OSCAR 2010: A MÚSICA NAS ALTURAS
Alfredo Werney
Não há como não reconhecer a importância das premiações, embora saibamos de todas as contradições que há nelas. Como bem nos disse Ismail Xavier, em sua entrevista a revista Desenredos, “temos de reconhecer que foi [as premiações] uma função da crítica desde os festivais das peças trágicas na Grécia antiga. Com todos os problemas, é uma forma de apontar quem ou qual função contribui mais para a qualidade de um filme”. Michael Giacchino, compositor estado-unidense, há algum tempo já vinha merecendo ser agraciado com o Oscar de “melhor música”. É de sua autoria as composições de “Os incríveis” (The incredibles, 2004) e de “Ratatouille” (Rataouille, 2007). Giacchino, em 2010, recebeu então o Oscar de “Melhor Música” pela composição de “Up - altas aventuras” (Up, 2009), da imbatível “Pixar Animation”. Ganhou também o “Globo de Ouro”, pela composição da mesma trilha musical.
Michael Giacchino, desde a trilha musical de “Rataouille”, vem nos mostrando que é possível se pensar em música de animação de uma maneira diferente das tradicionais trilhas a la maniera “mickeymousing”. É claro que há vários efeitos “mickeymousing” [ou seja, efeito no qual a música enfatiza exageradamente cada movimentação dentro do quadro] no trabalho de Giacchino, mas ele procura, na medida do possível, remanejar os velhos e cansativos clichês que já foram cristalizados e nos apresentar um tipo de trilha musical que muitos diriam que se trata de uma música composta para um filme com personagens humanos e não para uma animação. Não quero dizer com isso que há superioridade na trilha composta para filmes com personagens humanos, mas sim mostrar que o modus operande é diferente em cada tipo de filme. Michael não exagera no tempo de música, não busca obstinadamente pontuar todas as curvas dramáticas do enredo, nem marcar ritmicamente todos os movimentos dos personagens: elementos comuns da gramática musical das animações.
Em “Rataouille”, o trilhista nos propôs uma mescla de jazz com a tradicional trilha orquestral. O resultado, como se observou, foi muito interessante: o jazz funcionou perfeitamente para narrar as peripécias do ratinho Remy correndo pelos espaços do restaurante “Gusteaus”. Além disso, se criou um interessante contraste entre o jazz e a música orquestral: o jazz como algo mais voltado para um espírito dionisíaco e instintivo (os ratos) e a música orquestral de tradição européia como algo mais “apolíneo”, mais racional (os humanos).

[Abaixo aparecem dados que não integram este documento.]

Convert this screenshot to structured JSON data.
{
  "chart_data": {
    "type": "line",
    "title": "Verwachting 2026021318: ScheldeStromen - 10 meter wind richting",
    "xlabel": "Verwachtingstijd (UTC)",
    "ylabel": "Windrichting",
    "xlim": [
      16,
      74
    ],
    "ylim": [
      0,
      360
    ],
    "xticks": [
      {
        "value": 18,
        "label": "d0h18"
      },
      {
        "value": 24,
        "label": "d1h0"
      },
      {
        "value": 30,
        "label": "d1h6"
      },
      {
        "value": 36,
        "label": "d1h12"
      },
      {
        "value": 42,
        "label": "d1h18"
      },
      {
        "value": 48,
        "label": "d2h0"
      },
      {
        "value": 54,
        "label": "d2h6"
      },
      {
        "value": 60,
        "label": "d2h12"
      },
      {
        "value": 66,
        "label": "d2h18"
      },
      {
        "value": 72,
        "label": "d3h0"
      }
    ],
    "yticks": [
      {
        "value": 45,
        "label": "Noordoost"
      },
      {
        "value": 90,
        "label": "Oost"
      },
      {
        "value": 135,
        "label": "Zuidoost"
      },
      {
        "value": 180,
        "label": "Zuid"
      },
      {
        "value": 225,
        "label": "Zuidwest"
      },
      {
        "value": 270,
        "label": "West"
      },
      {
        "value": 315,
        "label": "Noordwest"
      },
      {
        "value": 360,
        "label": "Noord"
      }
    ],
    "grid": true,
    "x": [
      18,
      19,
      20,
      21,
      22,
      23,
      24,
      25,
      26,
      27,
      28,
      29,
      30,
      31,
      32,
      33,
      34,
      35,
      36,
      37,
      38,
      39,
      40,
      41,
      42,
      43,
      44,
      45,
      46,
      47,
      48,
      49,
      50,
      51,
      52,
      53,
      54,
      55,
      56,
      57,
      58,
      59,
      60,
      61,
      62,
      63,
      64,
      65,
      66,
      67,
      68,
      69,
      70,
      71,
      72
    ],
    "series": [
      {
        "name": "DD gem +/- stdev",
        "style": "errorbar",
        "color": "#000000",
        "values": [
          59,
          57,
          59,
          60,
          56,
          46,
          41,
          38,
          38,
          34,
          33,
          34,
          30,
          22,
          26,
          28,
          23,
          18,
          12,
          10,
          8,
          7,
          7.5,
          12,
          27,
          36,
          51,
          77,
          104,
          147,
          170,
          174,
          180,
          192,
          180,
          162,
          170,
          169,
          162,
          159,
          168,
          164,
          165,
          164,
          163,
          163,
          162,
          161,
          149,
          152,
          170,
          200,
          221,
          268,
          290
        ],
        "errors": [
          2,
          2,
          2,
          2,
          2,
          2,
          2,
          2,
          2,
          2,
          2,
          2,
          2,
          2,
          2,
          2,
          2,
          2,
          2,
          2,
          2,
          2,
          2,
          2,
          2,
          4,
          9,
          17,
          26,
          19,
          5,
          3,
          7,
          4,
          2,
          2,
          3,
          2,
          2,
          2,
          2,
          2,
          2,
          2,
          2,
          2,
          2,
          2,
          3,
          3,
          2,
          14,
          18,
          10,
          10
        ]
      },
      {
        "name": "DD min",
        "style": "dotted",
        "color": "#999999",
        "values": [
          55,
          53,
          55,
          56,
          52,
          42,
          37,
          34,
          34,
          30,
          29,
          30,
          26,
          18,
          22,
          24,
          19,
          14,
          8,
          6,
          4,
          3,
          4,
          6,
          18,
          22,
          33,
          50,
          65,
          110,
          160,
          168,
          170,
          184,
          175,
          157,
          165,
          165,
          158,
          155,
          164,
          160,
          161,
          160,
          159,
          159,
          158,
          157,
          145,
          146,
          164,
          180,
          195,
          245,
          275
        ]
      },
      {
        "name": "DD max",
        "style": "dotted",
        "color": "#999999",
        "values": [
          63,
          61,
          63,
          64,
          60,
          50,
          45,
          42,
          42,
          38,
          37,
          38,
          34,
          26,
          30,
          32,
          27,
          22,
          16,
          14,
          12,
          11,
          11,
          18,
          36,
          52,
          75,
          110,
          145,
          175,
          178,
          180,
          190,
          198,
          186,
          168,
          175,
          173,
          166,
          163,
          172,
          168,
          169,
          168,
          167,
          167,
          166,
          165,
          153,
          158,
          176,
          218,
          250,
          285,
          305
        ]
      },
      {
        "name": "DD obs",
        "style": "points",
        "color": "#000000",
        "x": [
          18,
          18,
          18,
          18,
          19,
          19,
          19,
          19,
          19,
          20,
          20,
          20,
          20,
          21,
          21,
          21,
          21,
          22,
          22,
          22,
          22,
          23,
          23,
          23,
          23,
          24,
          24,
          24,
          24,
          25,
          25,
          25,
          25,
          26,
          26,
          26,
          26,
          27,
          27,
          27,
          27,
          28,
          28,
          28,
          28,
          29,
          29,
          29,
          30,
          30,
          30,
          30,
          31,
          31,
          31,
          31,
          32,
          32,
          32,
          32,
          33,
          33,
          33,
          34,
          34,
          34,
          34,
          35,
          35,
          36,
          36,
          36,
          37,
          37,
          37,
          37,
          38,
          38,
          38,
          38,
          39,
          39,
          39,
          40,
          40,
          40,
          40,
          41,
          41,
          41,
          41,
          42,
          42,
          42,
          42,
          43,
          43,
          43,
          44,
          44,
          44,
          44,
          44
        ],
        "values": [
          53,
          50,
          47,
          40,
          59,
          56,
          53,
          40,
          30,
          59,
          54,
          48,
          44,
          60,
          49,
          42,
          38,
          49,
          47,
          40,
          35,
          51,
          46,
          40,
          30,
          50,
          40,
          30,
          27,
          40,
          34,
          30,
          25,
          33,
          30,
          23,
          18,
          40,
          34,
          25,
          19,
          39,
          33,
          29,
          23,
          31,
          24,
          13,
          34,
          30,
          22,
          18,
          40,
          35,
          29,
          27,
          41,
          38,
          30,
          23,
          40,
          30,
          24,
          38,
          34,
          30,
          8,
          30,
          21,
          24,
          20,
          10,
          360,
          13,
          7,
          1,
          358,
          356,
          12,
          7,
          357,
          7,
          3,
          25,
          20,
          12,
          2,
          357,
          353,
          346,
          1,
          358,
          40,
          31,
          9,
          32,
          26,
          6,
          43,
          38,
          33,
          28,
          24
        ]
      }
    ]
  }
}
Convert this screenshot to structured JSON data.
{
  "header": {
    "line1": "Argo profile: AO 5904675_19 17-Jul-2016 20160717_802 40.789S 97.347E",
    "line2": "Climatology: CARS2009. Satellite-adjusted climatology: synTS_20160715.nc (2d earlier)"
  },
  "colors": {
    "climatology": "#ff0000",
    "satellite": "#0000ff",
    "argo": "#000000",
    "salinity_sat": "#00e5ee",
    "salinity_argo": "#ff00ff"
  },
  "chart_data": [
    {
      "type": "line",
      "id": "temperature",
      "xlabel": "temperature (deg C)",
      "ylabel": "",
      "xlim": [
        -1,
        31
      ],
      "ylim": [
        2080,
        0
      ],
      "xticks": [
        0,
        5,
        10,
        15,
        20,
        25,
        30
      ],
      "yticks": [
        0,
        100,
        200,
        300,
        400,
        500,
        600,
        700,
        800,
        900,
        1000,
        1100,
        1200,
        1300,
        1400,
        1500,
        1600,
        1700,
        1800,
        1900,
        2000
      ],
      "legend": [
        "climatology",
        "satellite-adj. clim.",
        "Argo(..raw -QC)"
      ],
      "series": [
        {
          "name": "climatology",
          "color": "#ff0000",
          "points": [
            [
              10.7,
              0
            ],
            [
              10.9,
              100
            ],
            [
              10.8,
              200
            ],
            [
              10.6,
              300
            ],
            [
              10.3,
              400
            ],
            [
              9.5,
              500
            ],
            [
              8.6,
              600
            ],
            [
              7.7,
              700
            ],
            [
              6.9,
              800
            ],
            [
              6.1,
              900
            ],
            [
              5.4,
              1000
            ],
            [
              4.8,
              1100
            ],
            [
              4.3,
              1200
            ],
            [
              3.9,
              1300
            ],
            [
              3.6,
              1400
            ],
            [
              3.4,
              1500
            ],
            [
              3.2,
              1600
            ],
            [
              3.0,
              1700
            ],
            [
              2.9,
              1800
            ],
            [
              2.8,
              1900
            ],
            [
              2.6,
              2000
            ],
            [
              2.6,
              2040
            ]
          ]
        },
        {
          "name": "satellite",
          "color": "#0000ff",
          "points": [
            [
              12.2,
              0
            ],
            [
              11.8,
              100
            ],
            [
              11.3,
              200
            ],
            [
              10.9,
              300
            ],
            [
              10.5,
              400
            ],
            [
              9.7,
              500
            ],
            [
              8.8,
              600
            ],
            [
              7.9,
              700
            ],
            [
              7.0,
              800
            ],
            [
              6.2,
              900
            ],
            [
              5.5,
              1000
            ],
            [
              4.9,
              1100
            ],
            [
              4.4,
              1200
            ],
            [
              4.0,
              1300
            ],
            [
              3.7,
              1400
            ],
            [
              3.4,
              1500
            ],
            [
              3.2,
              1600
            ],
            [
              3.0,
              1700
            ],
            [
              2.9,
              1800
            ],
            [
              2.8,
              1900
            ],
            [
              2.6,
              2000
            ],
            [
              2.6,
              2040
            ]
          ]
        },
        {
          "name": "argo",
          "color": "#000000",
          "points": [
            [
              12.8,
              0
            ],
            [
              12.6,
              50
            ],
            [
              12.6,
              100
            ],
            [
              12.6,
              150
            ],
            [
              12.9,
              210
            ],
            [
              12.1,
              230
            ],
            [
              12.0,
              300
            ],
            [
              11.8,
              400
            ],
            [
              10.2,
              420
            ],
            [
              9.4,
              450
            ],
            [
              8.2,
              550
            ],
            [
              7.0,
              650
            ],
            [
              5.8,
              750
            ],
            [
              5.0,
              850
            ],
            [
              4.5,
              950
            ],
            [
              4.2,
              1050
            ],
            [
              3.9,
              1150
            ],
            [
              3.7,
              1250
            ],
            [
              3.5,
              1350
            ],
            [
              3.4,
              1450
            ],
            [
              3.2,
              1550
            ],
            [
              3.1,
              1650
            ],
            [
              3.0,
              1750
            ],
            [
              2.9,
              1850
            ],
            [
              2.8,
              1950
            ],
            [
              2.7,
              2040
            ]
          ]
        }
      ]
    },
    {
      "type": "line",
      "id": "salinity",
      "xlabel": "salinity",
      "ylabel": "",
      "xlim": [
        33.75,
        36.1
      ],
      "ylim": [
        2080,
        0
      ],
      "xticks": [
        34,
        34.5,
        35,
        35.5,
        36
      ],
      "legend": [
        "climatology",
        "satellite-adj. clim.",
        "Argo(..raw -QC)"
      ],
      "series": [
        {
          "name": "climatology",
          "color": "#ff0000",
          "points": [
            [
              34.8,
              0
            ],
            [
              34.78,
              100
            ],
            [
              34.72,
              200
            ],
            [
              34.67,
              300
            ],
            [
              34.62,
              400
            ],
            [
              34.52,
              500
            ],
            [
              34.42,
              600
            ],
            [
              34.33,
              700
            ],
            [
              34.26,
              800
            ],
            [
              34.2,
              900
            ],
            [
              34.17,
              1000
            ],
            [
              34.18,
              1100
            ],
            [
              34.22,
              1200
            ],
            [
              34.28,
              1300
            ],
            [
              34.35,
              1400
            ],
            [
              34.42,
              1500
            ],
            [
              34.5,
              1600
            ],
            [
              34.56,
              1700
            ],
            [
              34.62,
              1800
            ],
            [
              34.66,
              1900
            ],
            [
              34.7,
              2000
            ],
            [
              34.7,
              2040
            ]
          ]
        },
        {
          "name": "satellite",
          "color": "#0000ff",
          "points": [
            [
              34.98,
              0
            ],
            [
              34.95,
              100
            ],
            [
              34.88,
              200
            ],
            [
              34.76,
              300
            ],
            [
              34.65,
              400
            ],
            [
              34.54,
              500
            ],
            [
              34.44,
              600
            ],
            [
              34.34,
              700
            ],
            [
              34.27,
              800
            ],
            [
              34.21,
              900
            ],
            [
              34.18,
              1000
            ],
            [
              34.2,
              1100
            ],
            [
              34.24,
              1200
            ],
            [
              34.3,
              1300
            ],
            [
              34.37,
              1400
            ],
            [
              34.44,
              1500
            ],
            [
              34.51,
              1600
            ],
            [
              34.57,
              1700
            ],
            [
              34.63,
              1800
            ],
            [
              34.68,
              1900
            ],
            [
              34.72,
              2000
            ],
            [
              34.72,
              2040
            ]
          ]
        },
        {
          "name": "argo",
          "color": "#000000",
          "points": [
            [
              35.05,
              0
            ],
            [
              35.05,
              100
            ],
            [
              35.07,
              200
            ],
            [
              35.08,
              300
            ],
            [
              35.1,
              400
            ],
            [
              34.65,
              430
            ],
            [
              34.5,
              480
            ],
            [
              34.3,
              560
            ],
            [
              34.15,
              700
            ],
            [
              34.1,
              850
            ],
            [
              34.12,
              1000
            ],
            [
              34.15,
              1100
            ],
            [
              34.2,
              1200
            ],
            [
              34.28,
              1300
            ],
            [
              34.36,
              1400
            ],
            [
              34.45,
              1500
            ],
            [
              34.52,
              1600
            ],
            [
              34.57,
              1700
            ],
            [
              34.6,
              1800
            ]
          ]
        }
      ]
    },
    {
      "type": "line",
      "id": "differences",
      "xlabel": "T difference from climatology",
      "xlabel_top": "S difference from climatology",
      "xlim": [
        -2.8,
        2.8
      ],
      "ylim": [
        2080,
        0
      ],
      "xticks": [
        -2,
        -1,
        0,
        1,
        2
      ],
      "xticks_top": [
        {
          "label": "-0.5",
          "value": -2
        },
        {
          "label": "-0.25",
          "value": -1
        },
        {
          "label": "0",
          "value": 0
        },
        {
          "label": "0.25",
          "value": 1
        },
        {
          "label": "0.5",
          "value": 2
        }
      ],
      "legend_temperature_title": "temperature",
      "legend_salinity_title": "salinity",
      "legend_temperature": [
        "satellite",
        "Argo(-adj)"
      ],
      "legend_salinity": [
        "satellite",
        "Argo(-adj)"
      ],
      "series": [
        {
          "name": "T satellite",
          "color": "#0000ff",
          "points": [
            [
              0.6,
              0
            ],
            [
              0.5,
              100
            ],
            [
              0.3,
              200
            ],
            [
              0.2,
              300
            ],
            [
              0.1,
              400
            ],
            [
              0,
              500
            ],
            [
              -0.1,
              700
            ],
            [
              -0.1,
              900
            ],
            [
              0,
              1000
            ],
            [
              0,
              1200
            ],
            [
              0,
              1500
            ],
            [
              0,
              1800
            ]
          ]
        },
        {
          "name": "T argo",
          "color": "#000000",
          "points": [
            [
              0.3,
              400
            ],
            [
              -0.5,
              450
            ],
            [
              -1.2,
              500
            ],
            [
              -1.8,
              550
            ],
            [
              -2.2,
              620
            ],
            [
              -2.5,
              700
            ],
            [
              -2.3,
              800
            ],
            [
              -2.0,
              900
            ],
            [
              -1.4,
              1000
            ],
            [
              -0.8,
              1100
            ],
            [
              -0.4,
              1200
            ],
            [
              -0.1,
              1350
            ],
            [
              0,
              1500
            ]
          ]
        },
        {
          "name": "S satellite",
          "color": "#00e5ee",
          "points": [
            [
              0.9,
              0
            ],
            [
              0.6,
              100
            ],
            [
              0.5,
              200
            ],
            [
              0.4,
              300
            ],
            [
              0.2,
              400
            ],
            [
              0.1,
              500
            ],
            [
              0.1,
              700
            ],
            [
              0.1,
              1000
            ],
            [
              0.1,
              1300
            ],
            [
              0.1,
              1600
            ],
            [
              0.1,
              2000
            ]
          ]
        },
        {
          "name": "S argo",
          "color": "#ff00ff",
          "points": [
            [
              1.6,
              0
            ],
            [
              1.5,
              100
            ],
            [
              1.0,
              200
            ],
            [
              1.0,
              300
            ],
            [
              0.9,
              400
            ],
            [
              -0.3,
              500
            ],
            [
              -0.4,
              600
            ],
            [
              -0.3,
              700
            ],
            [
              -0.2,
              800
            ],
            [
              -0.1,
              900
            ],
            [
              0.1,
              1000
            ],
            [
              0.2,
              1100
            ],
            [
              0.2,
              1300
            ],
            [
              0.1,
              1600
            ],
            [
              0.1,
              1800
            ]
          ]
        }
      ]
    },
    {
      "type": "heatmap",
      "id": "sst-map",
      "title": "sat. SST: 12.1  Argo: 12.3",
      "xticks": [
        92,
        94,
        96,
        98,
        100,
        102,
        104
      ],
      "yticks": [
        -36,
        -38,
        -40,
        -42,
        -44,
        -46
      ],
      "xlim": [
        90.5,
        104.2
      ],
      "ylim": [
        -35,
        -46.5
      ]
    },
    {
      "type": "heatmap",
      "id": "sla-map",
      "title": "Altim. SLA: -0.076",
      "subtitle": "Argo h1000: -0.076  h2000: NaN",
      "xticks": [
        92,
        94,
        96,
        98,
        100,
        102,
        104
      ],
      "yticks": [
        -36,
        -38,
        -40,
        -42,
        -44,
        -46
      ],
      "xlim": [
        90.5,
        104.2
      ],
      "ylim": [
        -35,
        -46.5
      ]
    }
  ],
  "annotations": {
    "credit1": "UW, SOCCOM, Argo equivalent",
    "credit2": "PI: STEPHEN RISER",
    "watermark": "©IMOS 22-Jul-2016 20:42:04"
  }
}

A música de “UP” – inspirada em elementos do jazz – possui uma força narrativa que muito me impressionou. Nas primeiras seqüências do filme, em que se narra a história da vida do casal, a composição de Giacchino comenta (com mestria e com riqueza de detalhes) cada momento vivido pelos personagens. Não há, porém, como já comentei anteriormente, o exagero de ênfases musicais que se observa em muitos desenhos animados. No segundo momento do filme, o compositor do seriado “Lost” optou por uma composição musical mais movimentada ritmicamente e de expressão musical mais intensa, certamente para representar toda a poesia vivida no céu pelo velhinho e o jovem escoteiro. É possível mesmo que “visualizemos”, em algumas seqüências, a música de Michael, com seus agudos brilhantes e intensos, subindo aos céus junto com os balões coloridos de Carl. A música está realmente nas alturas...
Observamos que, há algum tempo, o Oscar vem premiando composições musicais que fogem ao conhecido padrão das grandes orquestras sinfônicas. Padrão que se firmou por muito tempo na história das premiações norte-americanas. O argentino Gustavo Santaolalla, por exemplo, foi premiado em 2005 (Brokeback Montain) e 2006 (Babel). Santaolalla não é um compositor de formação erudita e sua obra para o cinema trata-se de com composições de texturas mais leves, com o uso de instrumentos atípicos como o oud, uma concentração mais nas texturas musicais do que propriamente na condução da melodia. Ou seja, um modus operande que difere das trilhas musicais tradicionais (as mais “premiáveis”, poderíamos assim dizer).
“UP”, embora esteja dentro de um padrão de produção mais clássico [clássico aqui não no sentido da música do período classicista], traz novos elementos musicais e nos propõe uma forma mais livre de se construir trilhas musicais de animação. Um modelo de composição que, além de pontuar as movimentações rítmicas da montagem, expressa a dimensão psicológica das personagens de forma mais rica e nos revela um universo artístico mais poético.